Currey received his bachelor's degree in liberal studies from Evergreen State College in Olympia, Wash., and his master's degree in teaching from Portland State University.

Originally from northern Idaho, Currey has taught for 15 years. He started with a position through Teach for America in San Jose, Calif., and later moved to Oregon. He's now been in the Oregon Trail School District for three years, starting at Firwood Elementary in Sandy before coming to Naas Elementary this year.

Currey noted that his move to the Oregon Trail district was very deliberate.

"I just get the feeling that kids are really at the center, and they're really looking out for kids," he explained. "(The district has) high standards for success, (and) there's a really good community feeling."

Compounding his appreciation of the district's overall methodology, Currey said what he finds most rewarding about teaching first grade is "seeing the kids work hard and find(ing) success."

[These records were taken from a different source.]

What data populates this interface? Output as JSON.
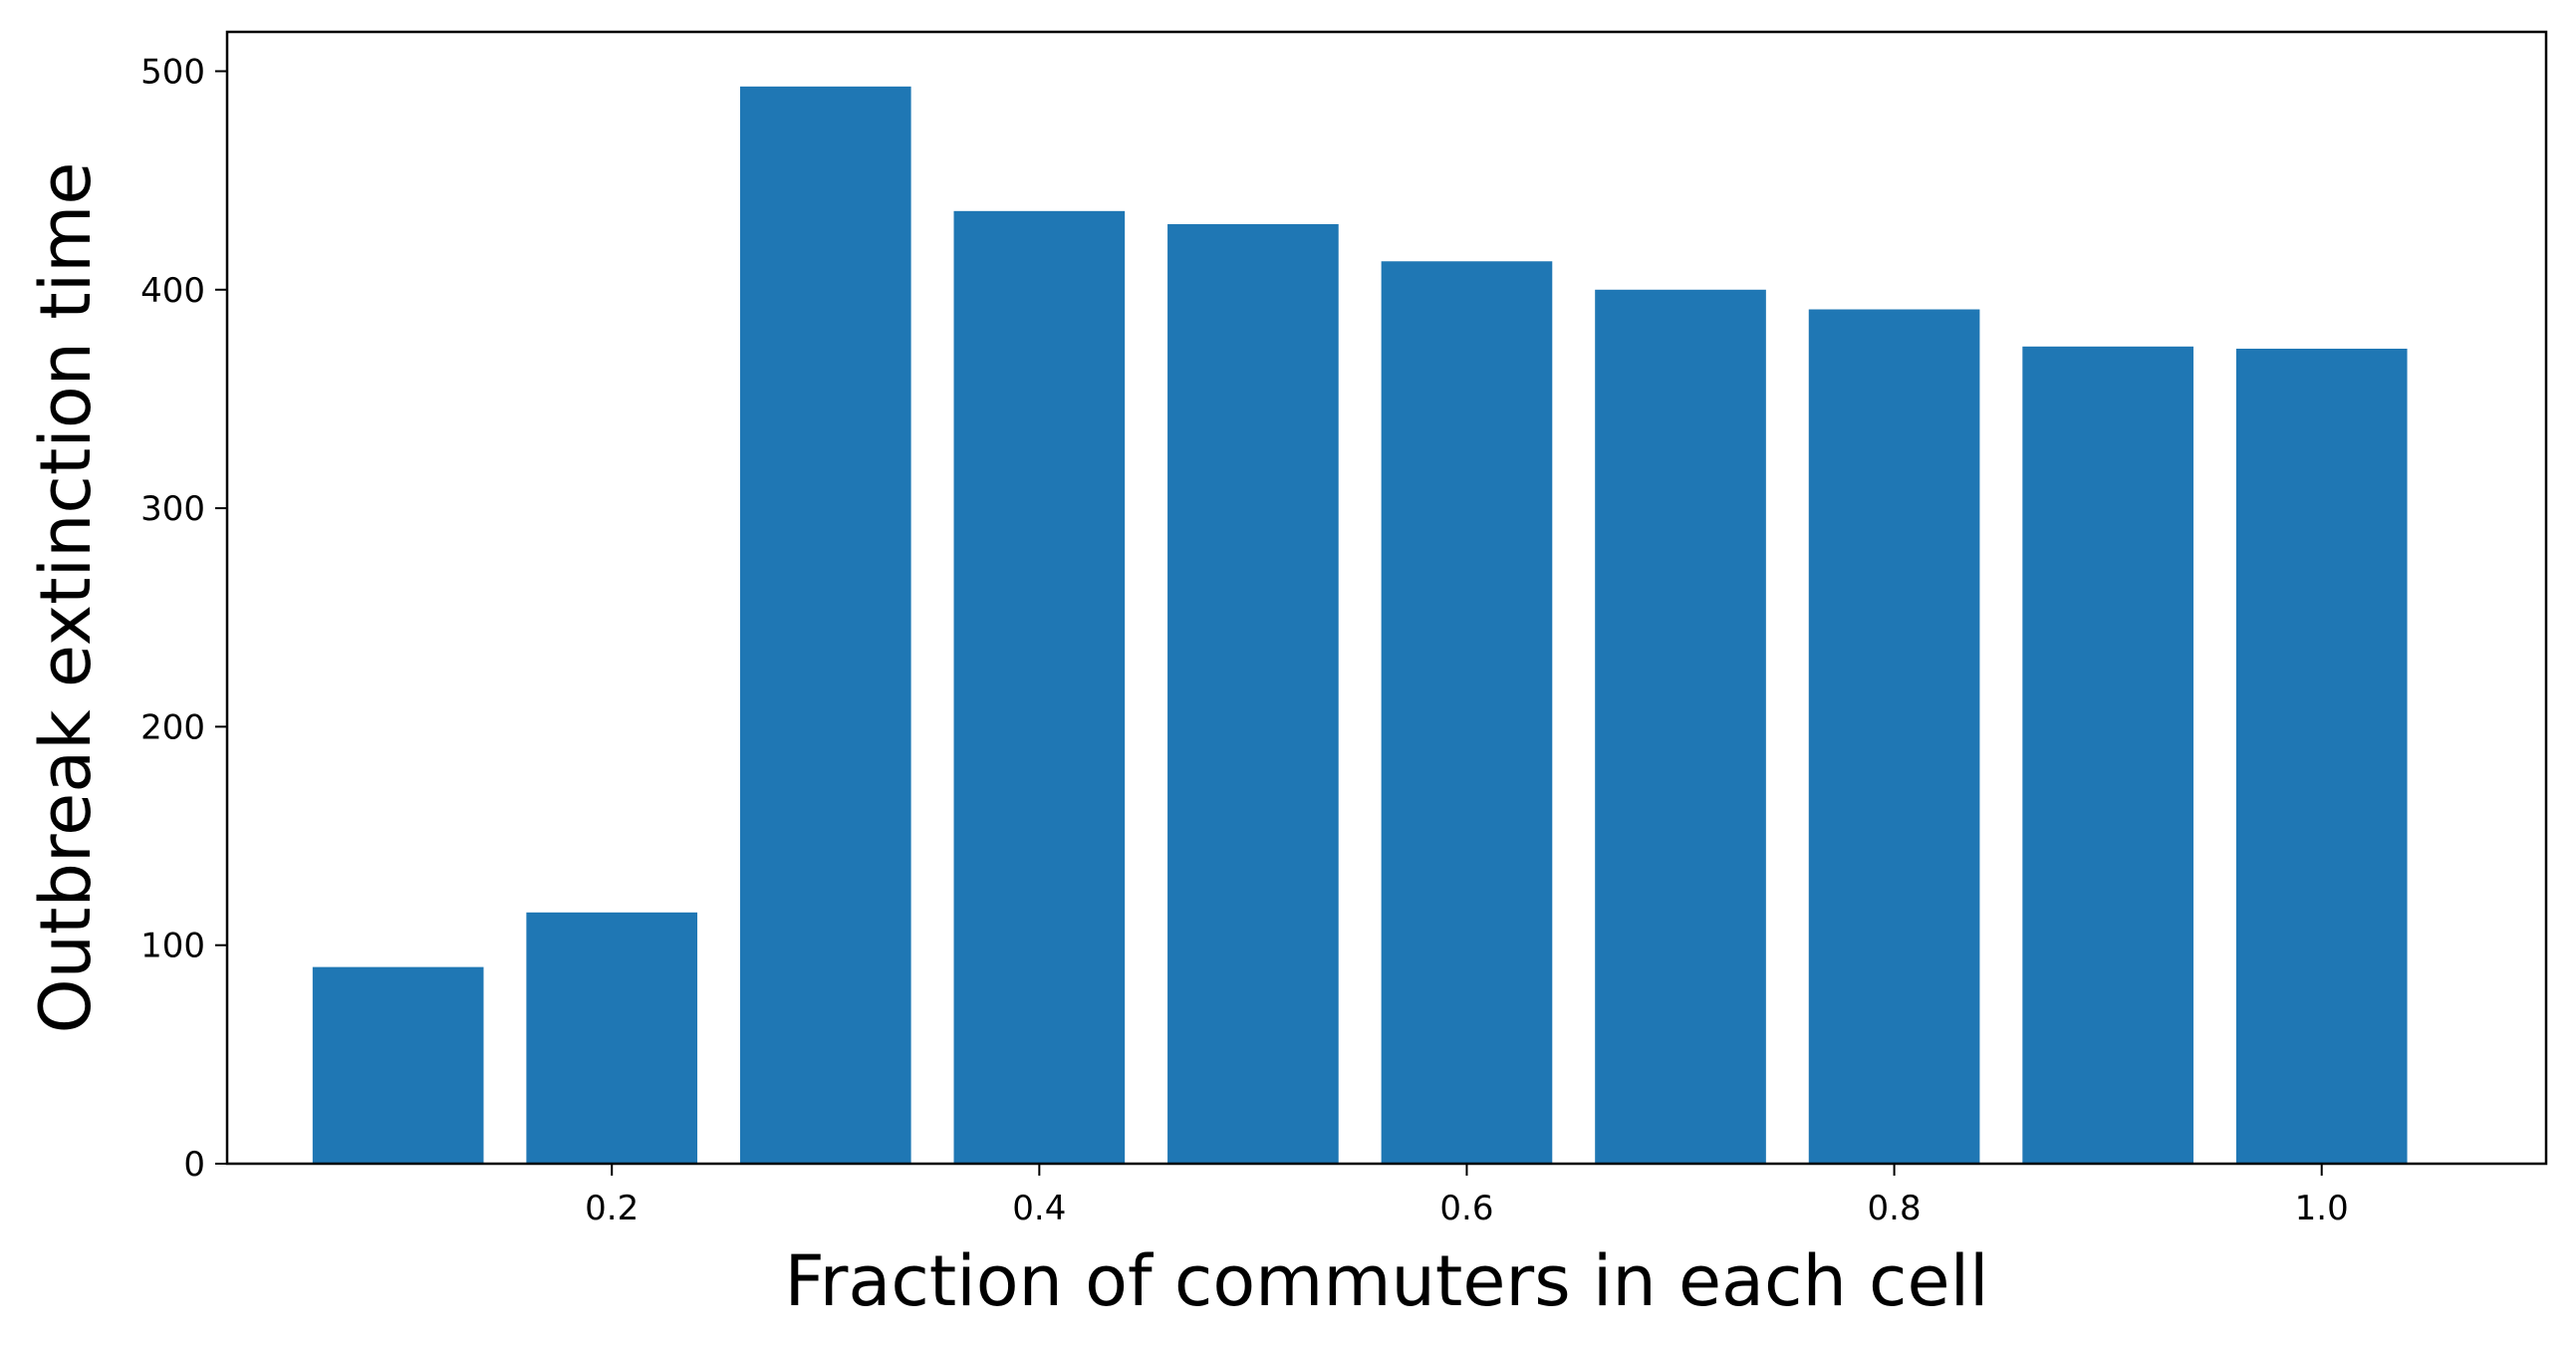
{
  "chart_data": {
    "type": "bar",
    "x": [
      0.1,
      0.2,
      0.3,
      0.4,
      0.5,
      0.6,
      0.7,
      0.8,
      0.9,
      1.0
    ],
    "values": [
      90,
      115,
      493,
      436,
      430,
      413,
      400,
      391,
      374,
      373
    ],
    "bar_width": 0.08,
    "xlim": [
      0.02,
      1.105
    ],
    "ylim": [
      0,
      518
    ],
    "xticks": [
      0.2,
      0.4,
      0.6,
      0.8,
      1.0
    ],
    "xtick_labels": [
      "0.2",
      "0.4",
      "0.6",
      "0.8",
      "1.0"
    ],
    "yticks": [
      0,
      100,
      200,
      300,
      400,
      500
    ],
    "ytick_labels": [
      "0",
      "100",
      "200",
      "300",
      "400",
      "500"
    ],
    "xlabel": "Fraction of commuters in each cell",
    "ylabel": "Outbreak extinction time",
    "grid": false,
    "bar_color": "#1f77b4"
  }
}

"I love to get to celebrate that success with them," he added.

When he's not problem solving or grading spelling tests, Currey likes to ditch the indoors and go hiking. He and his family also spend a great deal of time outside together, and they're working on making their yard Backyard Habitat Certified.

The biggest barrier Currey finds keeping students from being more successful involves socioeconomic issues, which affect students at home and at school.

"Schools today are being asked to solve many of society's ills that we are not equipped to solve," he said. "Children are coming in needing more, and all of these basic needs have to be met before they're going to be able to learn."